Roger Waters em Lisboa – Concerto digno de um deus do Rock (Lisboa)




Pouco depois da festa no Jamor propiciada pela final da Taça de Portugal, houve festa na Altice Arena com Roger Waters a dar um concerto… não, um espetáculo de 3 horas em que se juntaram uma excelente qualidade musical, uma experiência visual grandiosa e algumas mensagens políticas poderosíssimas.

Foi um evento maravilhoso aquele com que Roger Waters nos brindou na primeira de duas atuações que veio protagonizar em Lisboa.

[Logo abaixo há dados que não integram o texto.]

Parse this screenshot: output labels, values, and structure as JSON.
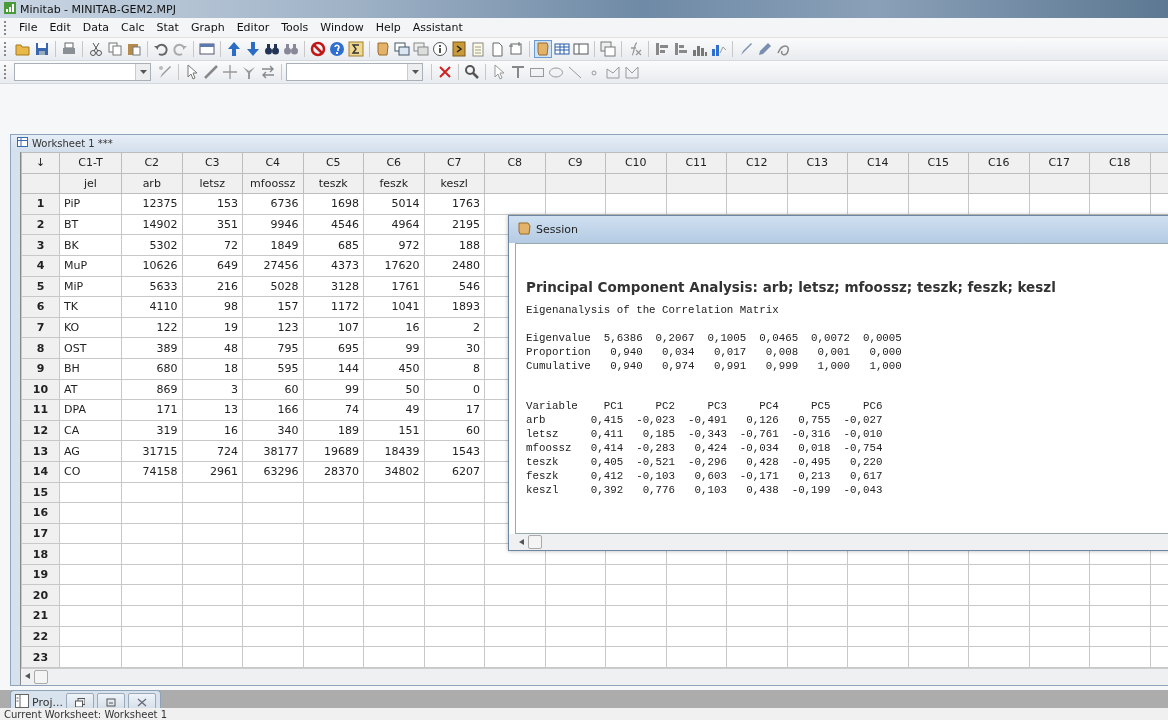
{
  "window": {
    "title": "Minitab - MINITAB-GEM2.MPJ"
  },
  "menu": [
    "File",
    "Edit",
    "Data",
    "Calc",
    "Stat",
    "Graph",
    "Editor",
    "Tools",
    "Window",
    "Help",
    "Assistant"
  ],
  "worksheet": {
    "title": "Worksheet 1 ***",
    "corner": "↓",
    "columns": [
      {
        "id": "C1-T",
        "name": "jel"
      },
      {
        "id": "C2",
        "name": "arb"
      },
      {
        "id": "C3",
        "name": "letsz"
      },
      {
        "id": "C4",
        "name": "mfoossz"
      },
      {
        "id": "C5",
        "name": "teszk"
      },
      {
        "id": "C6",
        "name": "feszk"
      },
      {
        "id": "C7",
        "name": "keszl"
      },
      {
        "id": "C8"
      },
      {
        "id": "C9"
      },
      {
        "id": "C10"
      },
      {
        "id": "C11"
      },
      {
        "id": "C12"
      },
      {
        "id": "C13"
      },
      {
        "id": "C14"
      },
      {
        "id": "C15"
      },
      {
        "id": "C16"
      },
      {
        "id": "C17"
      },
      {
        "id": "C18"
      }
    ],
    "row_numbers": [
      "1",
      "2",
      "3",
      "4",
      "5",
      "6",
      "7",
      "8",
      "9",
      "10",
      "11",
      "12",
      "13",
      "14",
      "15",
      "16",
      "17",
      "18",
      "19",
      "20",
      "21",
      "22",
      "23"
    ],
    "rows": [
      [
        "PiP",
        "12375",
        "153",
        "6736",
        "1698",
        "5014",
        "1763"
      ],
      [
        "BT",
        "14902",
        "351",
        "9946",
        "4546",
        "4964",
        "2195"
      ],
      [
        "BK",
        "5302",
        "72",
        "1849",
        "685",
        "972",
        "188"
      ],
      [
        "MuP",
        "10626",
        "649",
        "27456",
        "4373",
        "17620",
        "2480"
      ],
      [
        "MiP",
        "5633",
        "216",
        "5028",
        "3128",
        "1761",
        "546"
      ],
      [
        "TK",
        "4110",
        "98",
        "157",
        "1172",
        "1041",
        "1893"
      ],
      [
        "KO",
        "122",
        "19",
        "123",
        "107",
        "16",
        "2"
      ],
      [
        "OST",
        "389",
        "48",
        "795",
        "695",
        "99",
        "30"
      ],
      [
        "BH",
        "680",
        "18",
        "595",
        "144",
        "450",
        "8"
      ],
      [
        "AT",
        "869",
        "3",
        "60",
        "99",
        "50",
        "0"
      ],
      [
        "DPA",
        "171",
        "13",
        "166",
        "74",
        "49",
        "17"
      ],
      [
        "CA",
        "319",
        "16",
        "340",
        "189",
        "151",
        "60"
      ],
      [
        "AG",
        "31715",
        "724",
        "38177",
        "19689",
        "18439",
        "1543"
      ],
      [
        "CO",
        "74158",
        "2961",
        "63296",
        "28370",
        "34802",
        "6207"
      ]
    ]
  },
  "session": {
    "title": "Session",
    "heading": "Principal Component Analysis: arb; letsz; mfoossz; teszk; feszk; keszl",
    "subheading": "Eigenanalysis of the Correlation Matrix",
    "eigen_lines": [
      "Eigenvalue  5,6386  0,2067  0,1005  0,0465  0,0072  0,0005",
      "Proportion   0,940   0,034   0,017   0,008   0,001   0,000",
      "Cumulative   0,940   0,974   0,991   0,999   1,000   1,000"
    ],
    "loading_lines": [
      "Variable    PC1     PC2     PC3     PC4     PC5     PC6",
      "arb       0,415  -0,023  -0,491   0,126   0,755  -0,027",
      "letsz     0,411   0,185  -0,343  -0,761  -0,316  -0,010",
      "mfoossz   0,414  -0,283   0,424  -0,034   0,018  -0,754",
      "teszk     0,405  -0,521  -0,296   0,428  -0,495   0,220",
      "feszk     0,412  -0,103   0,603  -0,171   0,213   0,617",
      "keszl     0,392   0,776   0,103   0,438  -0,199  -0,043"
    ]
  },
  "project_tab": {
    "label": "Proj..."
  },
  "status_bar": "Current Worksheet: Worksheet 1"
}
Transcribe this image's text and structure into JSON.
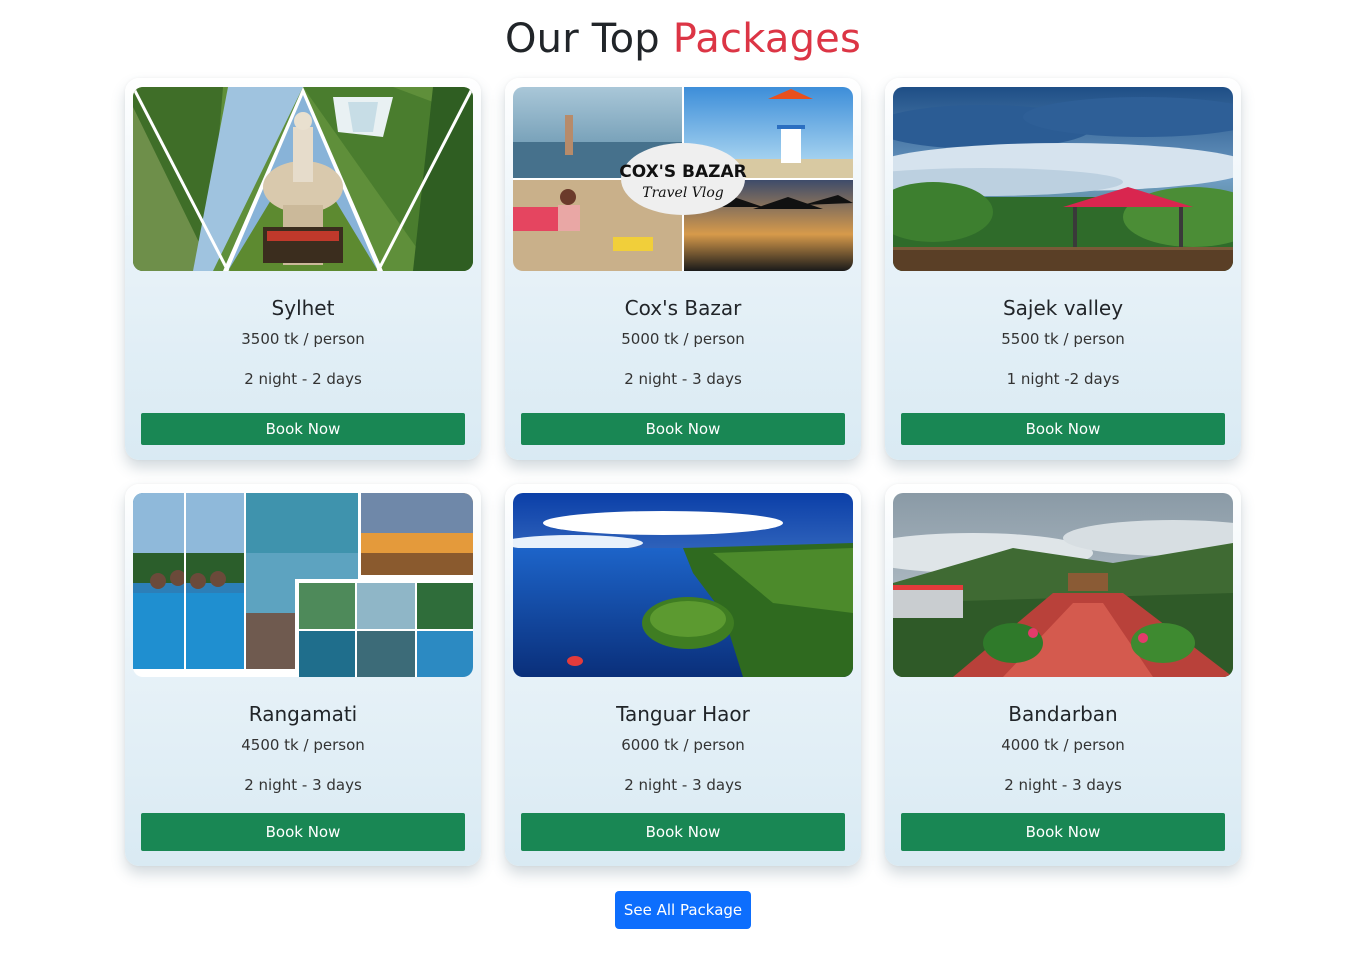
{
  "heading": {
    "part1": "Our Top ",
    "part2": "Packages"
  },
  "colors": {
    "accent_red": "#dc3545",
    "book_green": "#198754",
    "see_all_blue": "#0d6efd"
  },
  "packages": [
    {
      "name": "Sylhet",
      "price": "3500 tk / person",
      "duration": "2 night - 2 days",
      "button": "Book Now",
      "image": "sylhet-collage-photo"
    },
    {
      "name": "Cox's Bazar",
      "price": "5000 tk / person",
      "duration": "2 night - 3 days",
      "button": "Book Now",
      "image": "coxs-bazar-collage-photo",
      "image_text": [
        "COX'S BAZAR",
        "Travel Vlog"
      ]
    },
    {
      "name": "Sajek valley",
      "price": "5500 tk / person",
      "duration": "1 night -2 days",
      "button": "Book Now",
      "image": "sajek-valley-photo"
    },
    {
      "name": "Rangamati",
      "price": "4500 tk / person",
      "duration": "2 night - 3 days",
      "button": "Book Now",
      "image": "rangamati-collage-photo"
    },
    {
      "name": "Tanguar Haor",
      "price": "6000 tk / person",
      "duration": "2 night - 3 days",
      "button": "Book Now",
      "image": "tanguar-haor-photo"
    },
    {
      "name": "Bandarban",
      "price": "4000 tk / person",
      "duration": "2 night - 3 days",
      "button": "Book Now",
      "image": "bandarban-photo"
    }
  ],
  "see_all": "See All Package"
}
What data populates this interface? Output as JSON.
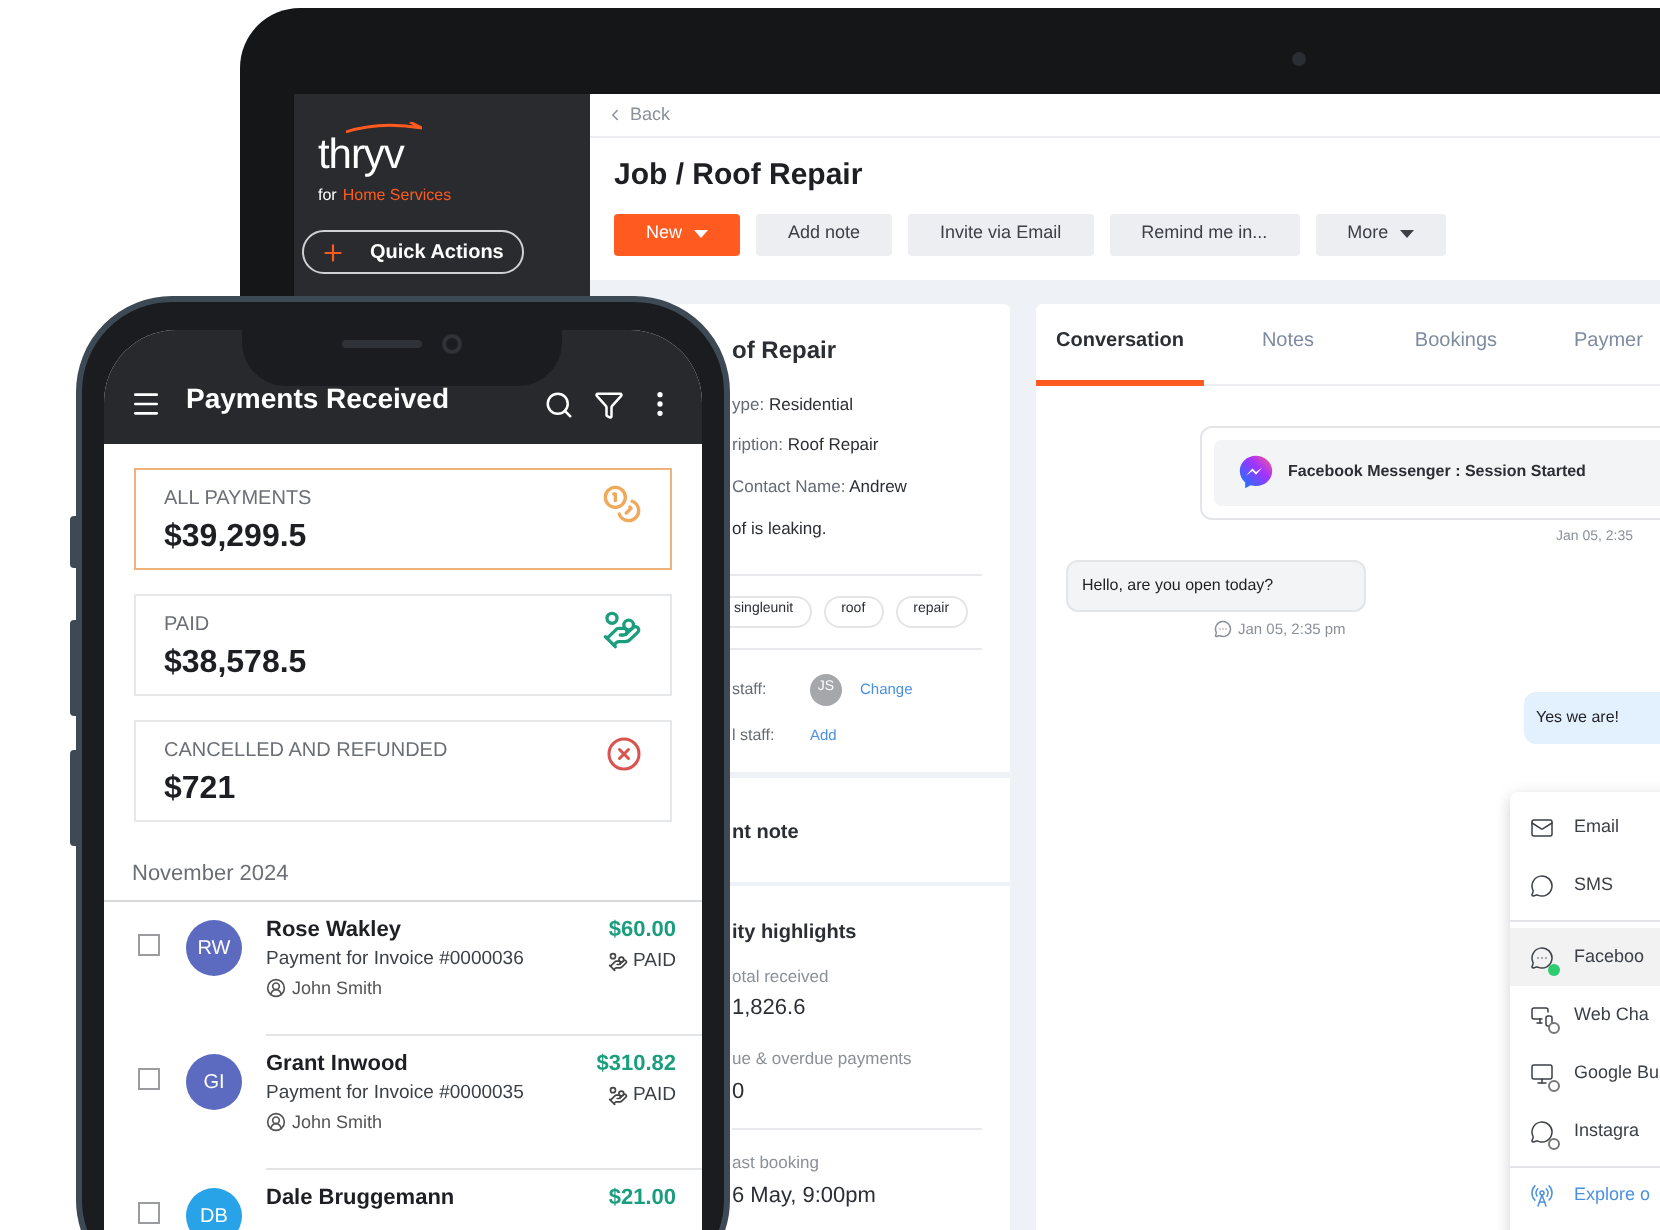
{
  "laptop": {
    "sidebar": {
      "logo": "thryv",
      "tagline_prefix": "for",
      "tagline": "Home Services",
      "quick_action": "Quick Actions"
    },
    "header": {
      "back": "Back",
      "title": "Job / Roof Repair",
      "actions": [
        {
          "label": "New",
          "kind": "primary",
          "menu": true
        },
        {
          "label": "Add note",
          "kind": "secondary",
          "menu": false
        },
        {
          "label": "Invite via Email",
          "kind": "secondary",
          "menu": false
        },
        {
          "label": "Remind me in...",
          "kind": "secondary",
          "menu": false
        },
        {
          "label": "More",
          "kind": "secondary",
          "menu": true
        }
      ]
    },
    "details_card": {
      "title": "of Repair",
      "fields": [
        {
          "label": "ype:",
          "value": "Residential"
        },
        {
          "label": "ription:",
          "value": "Roof Repair"
        },
        {
          "label": "Contact Name:",
          "value": "Andrew"
        },
        {
          "value": "of is leaking."
        }
      ],
      "tags": [
        "singleunit",
        "roof",
        "repair"
      ],
      "staff": [
        {
          "label": "staff:",
          "avatar": "JS",
          "action": "Change"
        },
        {
          "label": "l staff:",
          "action": "Add"
        }
      ],
      "note_title": "nt note",
      "highlights_title": "ity highlights",
      "highlights": [
        {
          "label": "otal received",
          "value": "1,826.6"
        },
        {
          "label": "ue & overdue payments",
          "value": "0"
        },
        {
          "label": "ast booking",
          "value": "6 May, 9:00pm"
        }
      ]
    },
    "conversation": {
      "tabs": [
        {
          "label": "Conversation",
          "selected": true
        },
        {
          "label": "Notes",
          "selected": false
        },
        {
          "label": "Bookings",
          "selected": false
        },
        {
          "label": "Paymer",
          "selected": false
        }
      ],
      "session": "Facebook Messenger : Session Started",
      "session_time": "Jan 05, 2:35",
      "messages": [
        {
          "text": "Hello, are you open today?",
          "time": "Jan 05, 2:35 pm",
          "kind": "incoming"
        },
        {
          "text": "Yes we are!",
          "kind": "outgoing"
        }
      ],
      "channel_menu": [
        [
          {
            "label": "Email",
            "kind": "email",
            "selected": false
          },
          {
            "label": "SMS",
            "kind": "sms",
            "selected": false
          }
        ],
        [
          {
            "label": "Faceboo",
            "kind": "messenger",
            "selected": true,
            "connected": true
          },
          {
            "label": "Web Cha",
            "kind": "webchat",
            "selected": false,
            "connected": false
          },
          {
            "label": "Google Bu",
            "kind": "google",
            "selected": false,
            "connected": false
          },
          {
            "label": "Instagra",
            "kind": "instagram",
            "selected": false,
            "connected": false
          }
        ],
        [
          {
            "label": "Explore o",
            "kind": "link",
            "selected": false
          }
        ]
      ]
    }
  },
  "phone": {
    "title": "Payments Received",
    "summary": [
      {
        "label": "ALL PAYMENTS",
        "value": "$39,299.5",
        "kind": "all",
        "selected": true
      },
      {
        "label": "PAID",
        "value": "$38,578.5",
        "kind": "paid",
        "selected": false
      },
      {
        "label": "CANCELLED AND REFUNDED",
        "value": "$721",
        "kind": "cancelled",
        "selected": false
      }
    ],
    "month": "November 2024",
    "payments": [
      {
        "initials": "RW",
        "color": "#5c6bc0",
        "name": "Rose Wakley",
        "description": "Payment for Invoice #0000036",
        "staff": "John Smith",
        "amount": "$60.00",
        "status": "PAID",
        "checked": false
      },
      {
        "initials": "GI",
        "color": "#5c6bc0",
        "name": "Grant Inwood",
        "description": "Payment for Invoice #0000035",
        "staff": "John Smith",
        "amount": "$310.82",
        "status": "PAID",
        "checked": false
      },
      {
        "initials": "DB",
        "color": "#29a3e8",
        "name": "Dale Bruggemann",
        "amount": "$21.00",
        "checked": false
      }
    ]
  }
}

A expetativa era grande, a afluência foi enorme e o espetáculo foi maior ainda, indo muito para além da música (que já por si é ótima) e deixando a sua marca pela forte posição de oposição a muitos dos atuais líderes políticos, usando para tal uma panóplia de recursos visuais e materiais que elevaram por completo a escala de todo o concerto.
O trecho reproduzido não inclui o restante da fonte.